Both Howard and Thomas have subsequently been aggressive on platforms like Twitter, disseminating information, creating information, and at times debunking bad information. They’ve already shared the first part of their most recent deep learning course, which includes information about COVID-19, with some analysis.
All of the aforementioned resources are free and available to all. And it’s just the tip of the iceberg. So many organizations, companies, and individuals are doing what they can to get the data about COVID-19 and the story it tells to as many people as possible.

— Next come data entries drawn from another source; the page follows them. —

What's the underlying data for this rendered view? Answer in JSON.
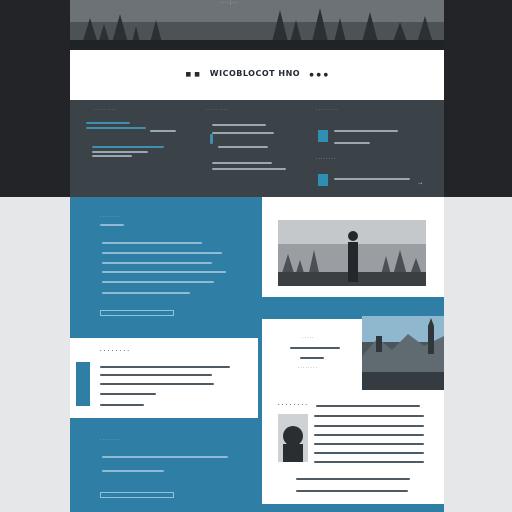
{
  "hero": {
    "banner_text": "· · · ; · ·"
  },
  "header": {
    "title": "WICOBLOCOT HNO",
    "prefix_marks": "■ ■",
    "suffix_marks": "● ● ●"
  },
  "features": {
    "col1_title": "· · · · · · · · ·",
    "col2_title": "· · · · · · · · ·",
    "col3_title": "· · · · · · · · ·",
    "col3_note": "· · · · · · · ·",
    "arrow_glyph": "→"
  },
  "blue_section": {
    "title": "· · · · · · · ·",
    "button_label": "· · · · ·"
  },
  "white_card": {
    "title": "· · · · · · · ·"
  },
  "right_text": {
    "line1": "· · · · ·",
    "line2": "· · · · · · · ·"
  },
  "article": {
    "title": "· · · · · · · ·"
  },
  "footer_blue": {
    "title": "· · · · · · · ·",
    "button_label": "· · · · ·"
  },
  "colors": {
    "dark_band": "#2a2c30",
    "nav_panel": "#3c4349",
    "blue": "#2f7fa6",
    "accent_cyan": "#3aa0c8",
    "white": "#ffffff"
  }
}
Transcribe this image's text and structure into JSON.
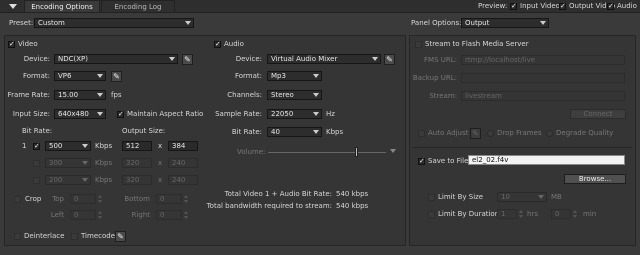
{
  "tabs": [
    {
      "label": "Encoding Options",
      "active": true
    },
    {
      "label": "Encoding Log",
      "active": false
    }
  ],
  "preview": {
    "label": "Preview:",
    "input_video": "Input Video",
    "output_video": "Output Video",
    "audio": "Audio"
  },
  "preset": {
    "label": "Preset:",
    "value": "Custom"
  },
  "panel_options": {
    "label": "Panel Options:",
    "value": "Output"
  },
  "video": {
    "section_label": "Video",
    "device_label": "Device:",
    "device_value": "NDC(XP)",
    "format_label": "Format:",
    "format_value": "VP6",
    "frame_rate_label": "Frame Rate:",
    "frame_rate_value": "15.00",
    "frame_rate_unit": "fps",
    "input_size_label": "Input Size:",
    "input_size_value": "640x480",
    "maintain_aspect": "Maintain Aspect Ratio",
    "bit_rate_header": "Bit Rate:",
    "output_size_header": "Output Size:",
    "rows": [
      {
        "index": "1",
        "bitrate": "500",
        "unit": "Kbps",
        "width": "512",
        "x": "x",
        "height": "384"
      },
      {
        "bitrate": "300",
        "unit": "Kbps",
        "width": "320",
        "x": "x",
        "height": "240"
      },
      {
        "bitrate": "200",
        "unit": "Kbps",
        "width": "320",
        "x": "x",
        "height": "240"
      }
    ],
    "crop": {
      "label": "Crop",
      "top_label": "Top",
      "top_value": "0",
      "bottom_label": "Bottom",
      "bottom_value": "0",
      "left_label": "Left",
      "left_value": "0",
      "right_label": "Right",
      "right_value": "0"
    },
    "deinterlace": "Deinterlace",
    "timecode": "Timecode"
  },
  "audio": {
    "section_label": "Audio",
    "device_label": "Device:",
    "device_value": "Virtual Audio Mixer",
    "format_label": "Format:",
    "format_value": "Mp3",
    "channels_label": "Channels:",
    "channels_value": "Stereo",
    "sample_rate_label": "Sample Rate:",
    "sample_rate_value": "22050",
    "sample_rate_unit": "Hz",
    "bit_rate_label": "Bit Rate:",
    "bit_rate_value": "40",
    "bit_rate_unit": "Kbps",
    "volume_label": "Volume:",
    "volume_level": 0.75
  },
  "totals": {
    "video_audio_label": "Total Video 1 + Audio Bit Rate:",
    "video_audio_value": "540 kbps",
    "bandwidth_label": "Total bandwidth required to stream:",
    "bandwidth_value": "540 kbps"
  },
  "stream": {
    "label": "Stream to Flash Media Server",
    "fms_url_label": "FMS URL:",
    "fms_url_value": "rtmp://localhost/live",
    "backup_url_label": "Backup URL:",
    "stream_label": "Stream:",
    "stream_value": "livestream",
    "connect_button": "Connect",
    "auto_adjust": "Auto Adjust",
    "drop_frames": "Drop Frames",
    "degrade_quality": "Degrade Quality"
  },
  "save": {
    "label": "Save to File",
    "filename": "el2_02.f4v",
    "browse_button": "Browse...",
    "limit_by_size": "Limit By Size",
    "size_value": "10",
    "size_unit": "MB",
    "limit_by_duration": "Limit By Duration",
    "hrs_value": "1",
    "hrs_unit": "hrs",
    "min_value": "0",
    "min_unit": "min"
  },
  "colors": {
    "background": "#3a3a3a",
    "panel": "#353535",
    "text": "#d8d8d8",
    "disabled": "#6a6a6a"
  }
}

Part of that story is sometimes incomplete, and we need data scientists to understand and explain that, too. As Howard pointed out in an interview, data scientists know how to work with censored data, or data where labels are missing or there are unknown values. For example, there may be a stat that says a certain percentage of those infected with COVID-19 will die; but that could be taking in to account only a small number of cases, because most people with the virus have neither died nor yet recovered. And gauging infection rates requires understanding that the number may be significantly impacted by the absence of testing kits — no testing kits means no tests, and no tests means no infections are recorded. In the U.S., testing kit availability has been a serious problem.
People want to help in times of crisis, both from the kindness of their hearts and out of a need to feel control over difficult situations. It’s a particularly wonderful human trait. But there’s so little most of us can actively do in the face of this pandemic. Because we want to bring our skills, abilities, and resources to the fight, it’s counterintuitive and uncomfortable that the best thing the vast majority of us can do is nothing — to literally just stay home. To flatten the curve.
But data scientists happen to possess a skillset that is crucial to this time of global pandemic. Their work helps us all understand what’s happening, and it helps experts like epidemiologists build knowledge, track progress, and provide guidance that ultimately helps keep us all safer and healthier.